/steg-tools

A list of tools and material on steganography and information hiding

steg-tools

This is a list of tools and resources for learning and experimenting with steganography and information hiding.

Tools

  • Exiftool is a Perl library and a command line application for the manipulation of metadata of different files, including EXIF, GPS, XMP, and ID3.

  • Strings is part of the binutils and it is pre-installed in many unix OSes. On macOS is part of Xcode command line tools and can be installed with: xcode-select --install. Strings can be used to find printable strings (i.e., ASCII strings) in binary and other files.

  • binwalk is a simple (yet powerful) tool for binary files. Among the various use, it can be used to find embedded or appended files or blocks of executable code. On Linux can be installed with apt-get install binwalk, while on macOS is available through Homebrew with brew install binwalk.
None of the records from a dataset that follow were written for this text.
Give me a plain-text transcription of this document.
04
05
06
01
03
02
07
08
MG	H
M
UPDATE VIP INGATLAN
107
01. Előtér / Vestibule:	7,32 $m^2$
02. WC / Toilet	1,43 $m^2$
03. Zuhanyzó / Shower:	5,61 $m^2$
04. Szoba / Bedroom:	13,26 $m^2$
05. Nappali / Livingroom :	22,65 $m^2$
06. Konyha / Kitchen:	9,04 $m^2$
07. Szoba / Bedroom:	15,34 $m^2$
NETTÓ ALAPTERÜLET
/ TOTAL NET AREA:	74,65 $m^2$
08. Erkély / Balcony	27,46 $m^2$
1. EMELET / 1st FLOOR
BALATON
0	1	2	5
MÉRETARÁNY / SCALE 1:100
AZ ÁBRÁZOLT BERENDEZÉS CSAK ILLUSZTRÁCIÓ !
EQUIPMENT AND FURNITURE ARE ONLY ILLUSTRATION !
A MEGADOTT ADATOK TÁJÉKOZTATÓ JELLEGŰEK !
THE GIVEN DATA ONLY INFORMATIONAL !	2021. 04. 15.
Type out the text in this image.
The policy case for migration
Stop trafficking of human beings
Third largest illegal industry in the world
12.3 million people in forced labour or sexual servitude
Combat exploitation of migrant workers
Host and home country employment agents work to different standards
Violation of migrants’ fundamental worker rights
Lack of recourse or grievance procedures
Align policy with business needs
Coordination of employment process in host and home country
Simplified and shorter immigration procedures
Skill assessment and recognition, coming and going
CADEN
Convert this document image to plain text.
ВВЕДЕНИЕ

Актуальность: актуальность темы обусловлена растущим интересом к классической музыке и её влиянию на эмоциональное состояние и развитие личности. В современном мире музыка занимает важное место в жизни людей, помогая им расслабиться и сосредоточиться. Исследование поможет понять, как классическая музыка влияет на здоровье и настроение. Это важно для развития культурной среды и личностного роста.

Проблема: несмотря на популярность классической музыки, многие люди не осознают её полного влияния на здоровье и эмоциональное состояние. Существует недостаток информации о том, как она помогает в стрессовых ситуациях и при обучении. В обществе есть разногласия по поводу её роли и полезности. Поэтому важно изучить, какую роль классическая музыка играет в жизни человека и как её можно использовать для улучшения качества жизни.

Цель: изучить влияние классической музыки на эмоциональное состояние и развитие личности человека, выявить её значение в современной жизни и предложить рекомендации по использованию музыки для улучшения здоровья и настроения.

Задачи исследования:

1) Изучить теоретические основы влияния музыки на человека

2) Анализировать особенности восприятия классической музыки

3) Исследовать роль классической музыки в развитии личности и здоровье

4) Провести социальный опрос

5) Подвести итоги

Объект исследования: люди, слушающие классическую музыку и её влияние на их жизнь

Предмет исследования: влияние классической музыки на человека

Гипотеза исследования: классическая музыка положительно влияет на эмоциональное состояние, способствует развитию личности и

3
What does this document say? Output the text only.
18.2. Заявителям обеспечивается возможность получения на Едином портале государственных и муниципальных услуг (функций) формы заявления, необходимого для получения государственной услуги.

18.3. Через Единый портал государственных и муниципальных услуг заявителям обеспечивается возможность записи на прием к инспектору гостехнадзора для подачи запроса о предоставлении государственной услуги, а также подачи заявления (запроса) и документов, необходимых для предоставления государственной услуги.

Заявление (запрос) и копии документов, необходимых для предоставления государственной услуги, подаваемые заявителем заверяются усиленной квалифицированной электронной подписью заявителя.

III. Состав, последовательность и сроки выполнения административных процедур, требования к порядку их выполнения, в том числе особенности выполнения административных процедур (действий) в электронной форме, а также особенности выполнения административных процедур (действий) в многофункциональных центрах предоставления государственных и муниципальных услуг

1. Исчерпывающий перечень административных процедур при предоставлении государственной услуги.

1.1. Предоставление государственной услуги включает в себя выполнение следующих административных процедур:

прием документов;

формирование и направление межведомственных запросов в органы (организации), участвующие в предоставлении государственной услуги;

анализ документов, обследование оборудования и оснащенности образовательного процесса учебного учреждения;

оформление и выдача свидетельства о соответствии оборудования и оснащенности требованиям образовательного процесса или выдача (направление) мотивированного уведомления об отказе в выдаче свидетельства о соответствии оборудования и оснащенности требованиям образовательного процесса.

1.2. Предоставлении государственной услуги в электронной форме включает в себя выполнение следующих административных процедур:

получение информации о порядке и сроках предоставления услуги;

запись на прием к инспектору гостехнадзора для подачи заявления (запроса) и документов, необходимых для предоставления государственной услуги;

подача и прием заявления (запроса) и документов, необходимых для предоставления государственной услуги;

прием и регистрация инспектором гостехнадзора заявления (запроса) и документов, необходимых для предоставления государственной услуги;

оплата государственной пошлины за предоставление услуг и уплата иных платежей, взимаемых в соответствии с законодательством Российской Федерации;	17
  • zsteg can be used to detect data within PNG and BMP images, which can be embedded by using steganography. It can be installed via gem install zsteg and provides different extraction methods. With the flag -a, it can be used to search an image for hidden content by using all the known methods, or it can be tweaked to search for specific combinations of R, G, B, A channels.

  • Steghide is a tool for hiding data in different media files (i.e., audio and image). Embedded data can be compressed, encrypted and protected with a checksum to verify the integrity of the message.

  • zbarimg is part of the ZBar suite of tools for scanning and reading barcodes and QRcodes for different sources (e.g., videos and images). It also offers a Python API, which allows to easily integrate the scanning functionalities in scripts to automate the analysis process.

Further Reading / Experimenting

  • Network Information Hiding 101 is an online course prepared by Steffen Wendzel discussing terminology, methodology and practical aspects of Network Steganography and Network Covert Channels.

  • pcapStego: is a tool for creating network covert channels directly in a .pcap file. The modified .pcap can be then used for simulations, to populate datasets or lively replayed via tools like Tcpreplay.